Die beiden Männer seien für die Beschaffung und Lieferung der Waffe vom Typ Česká verantwortlich. Mit genau dieser Waffe soll die Terrorzelle "Nationalsozialistischer Untergrund" (NSU) zwischen 2000 und 2006 neun Menschen türkischer und griechischer Herkunft erschossen haben.

Wohlleben und S. hätten die "naheliegende Möglichkeit" erkannt, dass die Pistole benutzt werden würde, um damit Menschen nichtdeutscher Herkunft zu erschießen, sagte Weingarten. Und dennoch hätten die beiden Angeklagten die Waffe damals beschafft, weil sie sich dem Auftrag der drei untergetauchten mutmaßlichen Rechtsterroristen Uwe Mundlos, Uwe Böhnhardt und Beate Zschäpe "unbedingt verpflichtet" fühlten.

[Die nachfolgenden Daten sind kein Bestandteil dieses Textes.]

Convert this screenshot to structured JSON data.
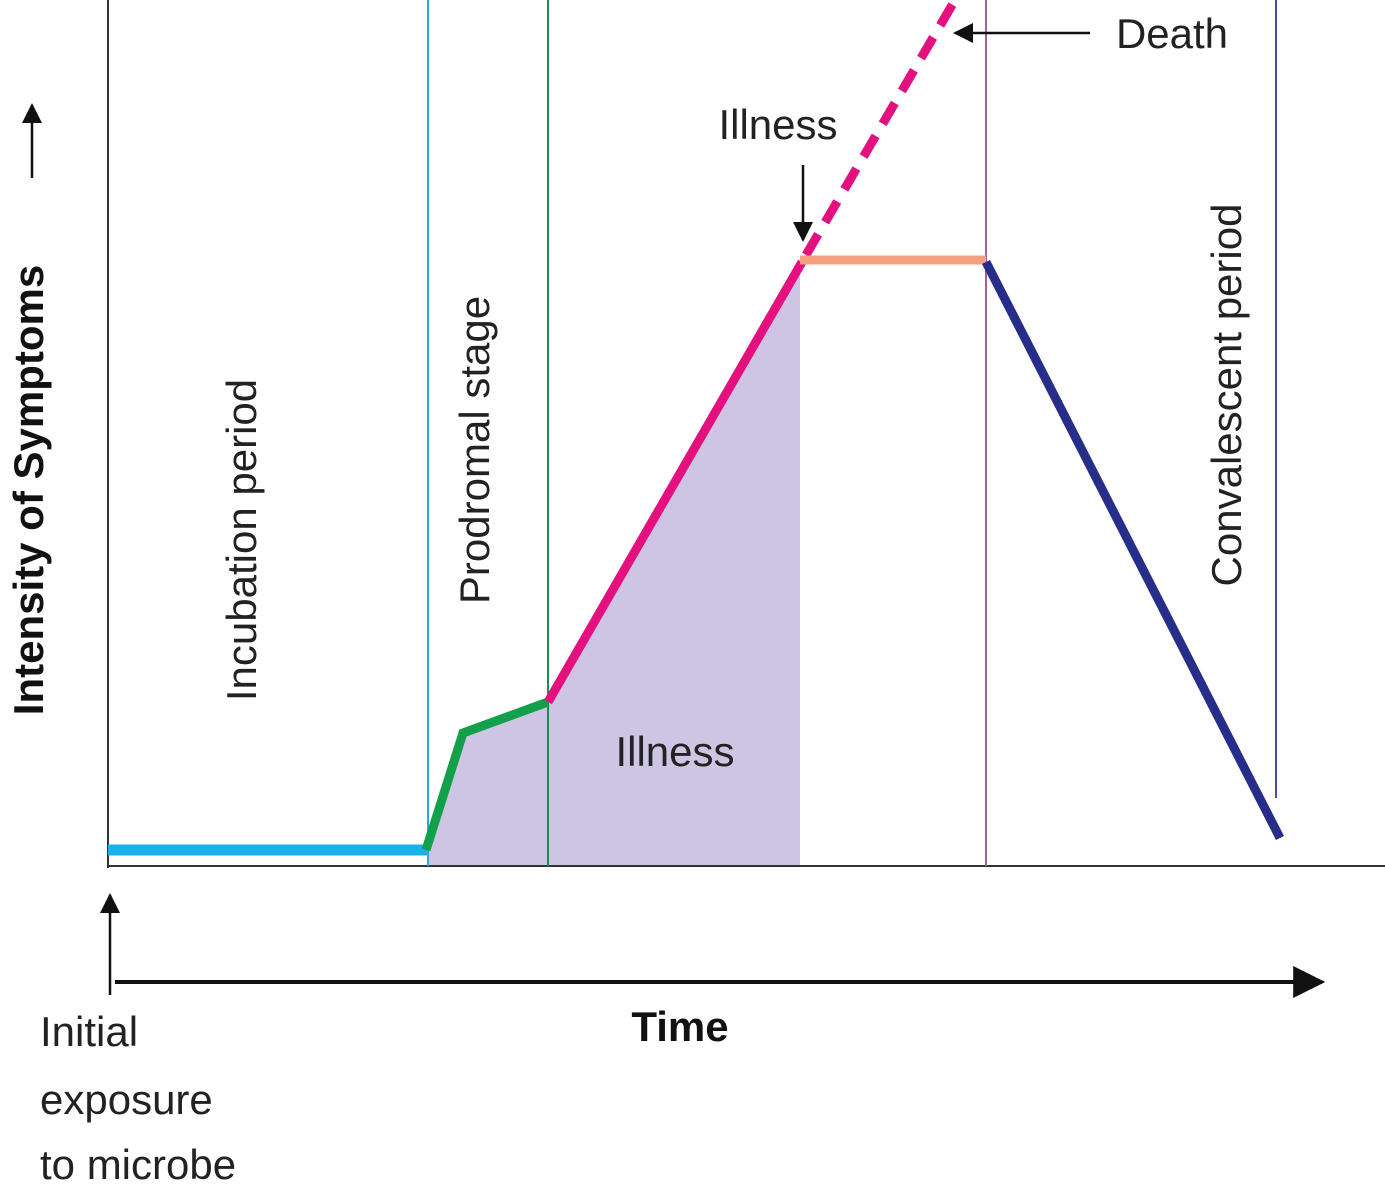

Wohlleben sei zudem "steuernde Zentralfigur" der Jenaer Unterstützerszene gewesen. Carsten S., der vor längerer Zeit aus der Neonazi-Szene ausgestiegen ist, hatte bereits zu Prozessbeginn 2013 umfangreich ausgesagt. Er räumte ein, die Waffe in einem Jenaer Szeneladen gekauft und zu Mundlos und Böhnhardt gebracht zu haben. Den Auftrag und das Geld dafür habe er von Wohlleben erhalten. Dieser bestreitet das.

Vergangene Woche hatte die Bundesanwaltschaft sich bereits überzeugt gezeigt, dass die Hauptangeklagte Beate Zschäpe im Verfahren als Mittäterin überführt worden sei. Zschäpe lebte fast 14 Jahre lang mit Mundlos und Böhnhardt im Untergrund. Die beiden Männer sollen sich umgebracht haben, um einer Festnahme durch die Polizei zu entgehen.

Am dritten Tag des Plädoyers der Bundesanwaltschaft war es zwischen Anklage und Nebenklägern zum Streit gekommen. Die Staatsanwaltschaft zeigte sich überzeugt, dass sich die Existenz weiterer Hintermänner an den Tatorten des NSU nicht bewahrheitet habe. Nebenklage-Anwälte sehen hingegen zahlreiche Hinweise auf das Gegenteil.

Die Bundesanwaltschaft wird ihr Plädoyer erst nach der Sommerpause des Gerichts beenden. Er werde auch den Dienstag noch für die Ausführungen über Wohlleben und S. benötigen und erst nach der Gerichtspause zu den Mitangeklagten André E. und Holger G. kommen, sagte Weingarten. Anders als zuvor geplant will Weingartens Kollegin Anette Greger erst dann über die Banküberfälle des NSU sprechen. Erst am Ende kommt Bundesanwalt Herbert Diemer zu den Strafmaß-Forderungen.